4 Types of Data Management Explained

Data management is an essential part of any business. Learn about the four main types of data management systems: relational database management systems (RDBMS), object-oriented database management systems (OODMBS), in-memory databases, and columnar databases.

4 Types of Data Management Explained

Data management is an essential part of any business. It involves the collection, storage, and organization of data to ensure that it is secure and accessible. There are four main types of data management: relational database management systems (RDBMS), object-oriented database management systems (OODMBS), in-memory databases, and columnar databases. Each type has its own advantages and disadvantages, and the right choice for your business depends on your specific needs.

Relational databases are the most common type of DBMS. They organize data into tables with rows and columns that contain database records. Related records in different tables can be connected using primary and foreign keys, avoiding the need to create duplicate data entries. Relational databases are built around the SQL programming language and a rigid data model that is best suited to structured data.

This, along with their support for ACID transaction properties (atomicity, consistency, isolation, and durability), makes them the best choice for transaction processing applications. NoSQL databases are often used in big data deployments because of their ability to store and manage various types of data. Big data environments are also often built around open source technologies such as Hadoop, a distributed processing framework with a file system that runs on clusters of basic servers; its associated HBase database; the Spark processing engine; and the Kafka, Flink, and Storm flow processing platforms. Increasingly, big data systems are deployed in the cloud, using object storage such as Amazon Simple Storage Service (S3). Data scientists and other data analysts can also handle some data management tasks on their own, especially in big data systems with raw data that needs to be filtered and prepared for specific uses. Application developers often help implement and manage big data environments, which generally require new skills compared to database systems.

As a result, organizations may need to hire new workers or retrain traditional DBAs to meet their big data management needs. This is the process that adapts your data to the format necessary for it to be stored in the company's database. The types of data management tools in this category allow you to generate conceptual models and establish the consistency and quality rules that your data must meet. In-memory databases store all of their data in RAM instead of on disk drives. This makes them much faster than traditional databases since they don't have to wait for disk reads or writes.

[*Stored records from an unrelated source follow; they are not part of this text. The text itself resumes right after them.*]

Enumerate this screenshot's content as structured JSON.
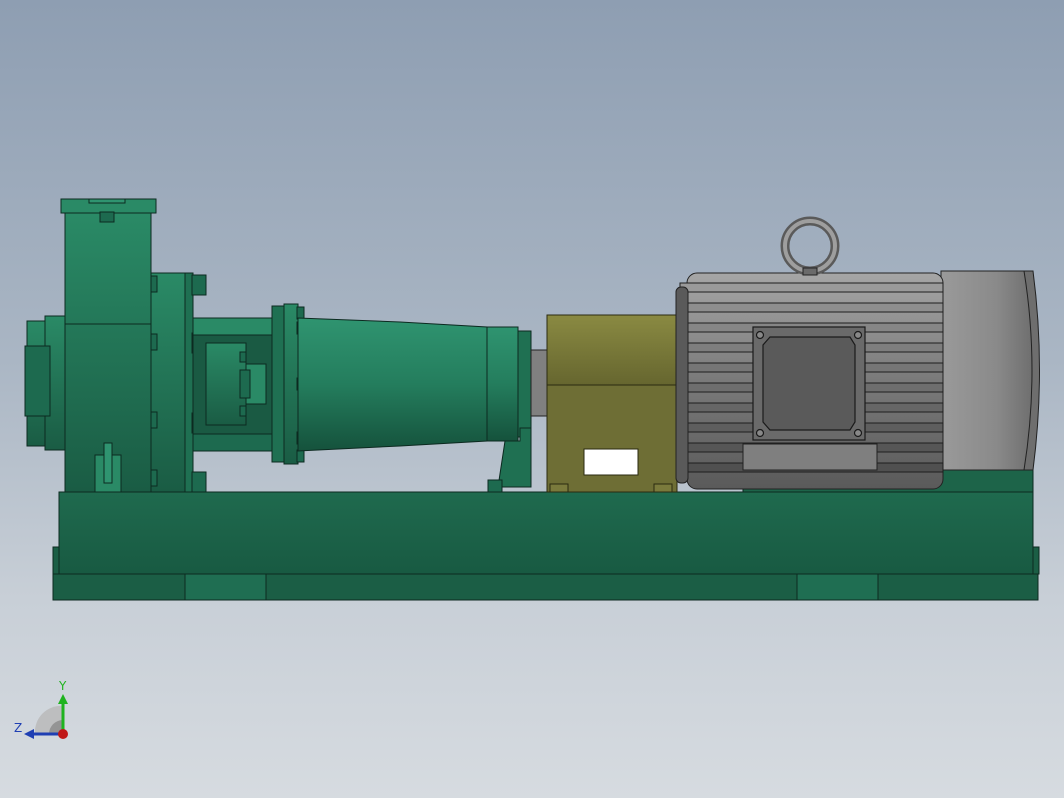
{
  "viewport": {
    "background_top": "#8e9eb2",
    "background_bottom": "#d6dbe0"
  },
  "model": {
    "parts": [
      "pump-casing",
      "bearing-frame",
      "pump-shaft-housing",
      "coupling-guard",
      "electric-motor",
      "lifting-eye",
      "terminal-box",
      "base-frame"
    ],
    "colors": {
      "pump_green": "#1e6b50",
      "pump_green_light": "#2a8a66",
      "base_green": "#1b5e45",
      "coupling_guard": "#7a7a3c",
      "motor_grey": "#8c8c8c",
      "motor_dark": "#4a4a4a",
      "edge": "#0c2a20"
    }
  },
  "triad": {
    "y_label": "Y",
    "z_label": "Z",
    "y_color": "#1fb31f",
    "z_color": "#1f3fb3",
    "x_color": "#c01818"
  }
}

However, they are also much more expensive since RAM is more expensive than disk storage. In-memory databases are best suited for applications that require extremely fast access times such as real-time analytics or high-frequency trading. Columnar databases store their data in columns instead of rows like traditional relational databases. This makes them much faster at retrieving specific columns of information since they don't have to read through entire rows of information. Columnar databases are best suited for applications that require fast retrieval times such as reporting or analytics. Data management is an essential part of any business.

It involves collecting, storing, and organizing data to ensure that it is secure and accessible. The right type of data management system depends on your specific needs. Relational databases are best suited for transaction processing applications while NoSQL databases are better for big data deployments. In-memory databases are best for applications that require extremely fast access times while columnar databases are better for applications that require fast retrieval times.